Der physiologische Zelltod findet als ein normales Phänomen im sich entwickelnden
Gehirn statt. Dabei werden überflüssige Zellen durch Apoptose aktiv eliminiert. Sauerstoff
ist im Tiermodell in der Lage, diesen physiologischen Zelltod zu stören und induziert
eine Neurodegeneration pathologischen Ausmaßes im Gehirn der infantilen Ratte. Gleichzeitig
konnten klinische Studien Hyperoxie als einen Risikofaktor für die infantile Zerebralparese
ausmachen. Die Toxizität von Sauerstoff ist dabei mit der Inaktivierung intrazellulärer
Signalwege, die Überleben fördern, assoziiert. In diesem Tiermodell der neonatalen
Hirnschädigung wurde 17-Beta Östrogen auf seine potentielle neuroprotektive Wirkung
untersucht. 6 Tage alte Han Wistar Ratten wurden entweder alleine einer 80% Sauerstoffumgebung
ausgesetzt oder mit Beginn der Exposition wurde zusätzlich eine Injektion 17-Beta
Östrogen (600µg/kg i.p.) appliziert. Die Tiere wurden zu definierten Zeitpunkten getötet
und entweder histologisch untersucht um degenerierte Zellen darzustellen, oder in
Stickstoff tiefgefroren um molekulargenetische Untersuchung durchzuführen. 17-Beta
Östrogen zeigte dabei eine signifikante Protektion gegenüber Sauerstoff induziertem
Zelltod. Um weitere mögliche molekulare Mechanismen zu untersuchen, analysierten wir
den Todesrezeptor Fas und seinen Liganden mittels PCR. Nach 12 und 24 Stunden Hyperoxie
kam es zu einer vermehrten Expression der proapoptotischen Fas und Fas-Ligand mRNA.

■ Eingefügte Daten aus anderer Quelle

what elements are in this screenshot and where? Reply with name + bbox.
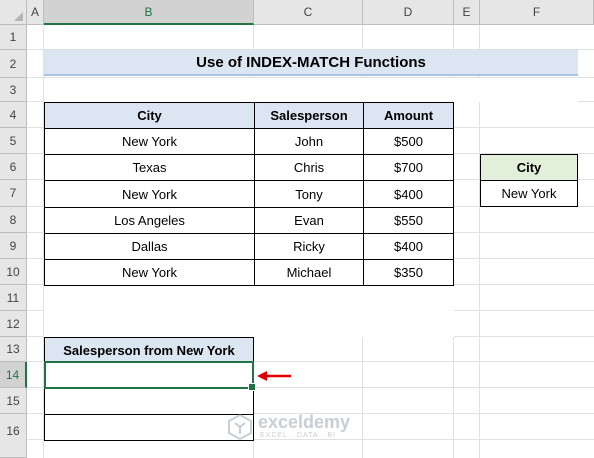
row-header-8[interactable]: 8 — [0, 207, 27, 233]
table-header-city[interactable]: City — [44, 102, 255, 129]
blank-area — [44, 285, 454, 337]
spreadsheet: A B C D E F 1 2 3 4 5 6 7 8 9 10 11 12 1… — [0, 0, 594, 458]
result-cell[interactable] — [44, 388, 254, 415]
exceldemy-logo-icon — [228, 413, 252, 441]
column-header-f[interactable]: F — [480, 0, 594, 25]
table-cell-amount[interactable]: $500 — [363, 128, 454, 155]
row-header-4[interactable]: 4 — [0, 102, 27, 128]
select-all-corner[interactable] — [0, 0, 27, 25]
row-header-9[interactable]: 9 — [0, 233, 27, 259]
watermark-logo: exceldemy EXCEL · DATA · BI — [226, 412, 376, 442]
result-header[interactable]: Salesperson from New York — [44, 337, 254, 363]
table-cell-salesperson[interactable]: Chris — [254, 154, 364, 181]
table-cell-salesperson[interactable]: Evan — [254, 207, 364, 234]
watermark-name: exceldemy — [258, 412, 351, 432]
table-cell-amount[interactable]: $400 — [363, 180, 454, 208]
criteria-header[interactable]: City — [480, 154, 578, 181]
table-cell-salesperson[interactable]: Ricky — [254, 233, 364, 260]
result-cell[interactable] — [44, 414, 254, 441]
column-header-e[interactable]: E — [454, 0, 480, 25]
row-header-6[interactable]: 6 — [0, 154, 27, 180]
column-header-a[interactable]: A — [27, 0, 44, 25]
row-header-16[interactable]: 16 — [0, 414, 27, 458]
row-header-1[interactable]: 1 — [0, 25, 27, 50]
row-header-5[interactable]: 5 — [0, 128, 27, 154]
criteria-value[interactable]: New York — [480, 180, 578, 207]
fill-handle[interactable] — [248, 383, 256, 391]
table-cell-salesperson[interactable]: John — [254, 128, 364, 155]
table-cell-city[interactable]: New York — [44, 128, 255, 155]
row-header-10[interactable]: 10 — [0, 259, 27, 285]
row-header-7[interactable]: 7 — [0, 180, 27, 207]
table-header-salesperson[interactable]: Salesperson — [254, 102, 364, 129]
table-cell-amount[interactable]: $700 — [363, 154, 454, 181]
row-header-2[interactable]: 2 — [0, 50, 27, 78]
column-header-c[interactable]: C — [254, 0, 363, 25]
row-header-14[interactable]: 14 — [0, 362, 27, 388]
table-cell-amount[interactable]: $550 — [363, 207, 454, 234]
page-title: Use of INDEX-MATCH Functions — [44, 50, 578, 76]
table-cell-salesperson[interactable]: Michael — [254, 259, 364, 286]
column-header-d[interactable]: D — [363, 0, 454, 25]
table-cell-amount[interactable]: $350 — [363, 259, 454, 286]
watermark-tagline: EXCEL · DATA · BI — [260, 432, 336, 439]
table-cell-city[interactable]: Dallas — [44, 233, 255, 260]
select-all-icon — [14, 12, 23, 21]
row-header-3[interactable]: 3 — [0, 78, 27, 102]
table-cell-city[interactable]: Los Angeles — [44, 207, 255, 234]
active-cell-b14[interactable] — [44, 361, 256, 391]
column-header-b[interactable]: B — [44, 0, 254, 25]
row-header-11[interactable]: 11 — [0, 285, 27, 311]
table-header-amount[interactable]: Amount — [363, 102, 454, 129]
table-cell-salesperson[interactable]: Tony — [254, 180, 364, 208]
table-cell-city[interactable]: Texas — [44, 154, 255, 181]
row-header-12[interactable]: 12 — [0, 311, 27, 337]
arrow-left-icon — [257, 371, 291, 381]
table-cell-amount[interactable]: $400 — [363, 233, 454, 260]
table-cell-city[interactable]: New York — [44, 259, 255, 286]
row-header-13[interactable]: 13 — [0, 337, 27, 362]
blank-area — [44, 78, 578, 102]
table-cell-city[interactable]: New York — [44, 180, 255, 208]
row-header-15[interactable]: 15 — [0, 388, 27, 414]
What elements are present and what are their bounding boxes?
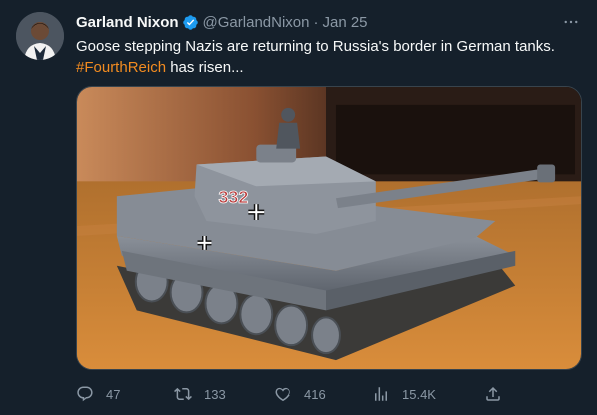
share-icon <box>486 386 500 401</box>
like-icon <box>275 387 290 402</box>
tweet-text: Goose stepping Nazis are returning to Ru… <box>76 36 581 78</box>
avatar[interactable] <box>16 12 64 60</box>
retweet-icon <box>174 387 192 401</box>
hashtag-link[interactable]: #FourthReich <box>76 59 166 76</box>
tweet-text-main: Goose stepping Nazis are returning to Ru… <box>76 38 555 55</box>
turret-number: 332 <box>218 187 248 207</box>
reply-count: 47 <box>106 386 121 402</box>
tweet-image[interactable]: 332 <box>76 86 582 370</box>
reply-button[interactable]: 47 <box>76 382 120 406</box>
share-button[interactable] <box>484 382 502 406</box>
tweet-actions: 47 133 416 15.4K <box>76 382 502 406</box>
retweet-count: 133 <box>204 386 226 402</box>
author-name[interactable]: Garland Nixon <box>76 14 179 31</box>
like-count: 416 <box>304 386 326 402</box>
timestamp[interactable]: Jan 25 <box>322 14 367 31</box>
tweet-text-tail: has risen... <box>166 59 244 76</box>
reply-icon <box>77 386 93 402</box>
views-button[interactable]: 15.4K <box>372 382 436 406</box>
views-icon <box>375 387 387 401</box>
author-handle[interactable]: @GarlandNixon <box>203 14 310 31</box>
more-icon[interactable] <box>561 12 581 32</box>
separator-dot: · <box>313 13 319 31</box>
like-button[interactable]: 416 <box>274 382 326 406</box>
verified-icon <box>182 14 199 31</box>
retweet-button[interactable]: 133 <box>174 382 226 406</box>
tweet[interactable]: Garland Nixon @GarlandNixon · Jan 25 Goo… <box>0 0 597 415</box>
views-count: 15.4K <box>402 386 436 402</box>
tweet-header: Garland Nixon @GarlandNixon · Jan 25 <box>76 12 368 32</box>
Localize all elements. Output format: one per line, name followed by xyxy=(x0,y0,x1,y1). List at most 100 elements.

Eine zusätzliche Injektion von 17-Beta Östrogen konnte diese wieder reduzieren. Western-Blot
Analysen zweier intrazellulärer Signalwege (MAPK, PI3-Kinase), die das Überleben von
Nervenzellen fördern, konnten zeigen, dass eine 17-Beta Östrogenapplikation zu einer
vermehrten Phosphorylierung der beiden Proteinkinasen AKT und ERK1/2 führt. Die verminderte
Expression des Fas-Systems und die Aktivierung der antiapoptotischen Kaskaden mit
AKT und ERK1/2 könnten wichtige Mechanismen darstellen, die zu vermehrtem Überleben
von Nervenzellen führen. Die hier beobachtete neuroprotektive Wirkung gibt den Anlass
zur Vermutung, dass eine adjuvante Therapie mit 17-Beta Östrogen bei Frühgeborenen
von Nutzen sein könnte, denn neurologische Defizite lassen sich bei extremen Frühgeborenen
häufig nachweisen. Da Frühgeborene insbesondere eine vorzeitig Deprivation vom maternalen
Östrogen erfahren, könnte eine Östrogenapplikation helfen um vor neurotoxischen Substanzen
wie Sauerstoff zu schützen.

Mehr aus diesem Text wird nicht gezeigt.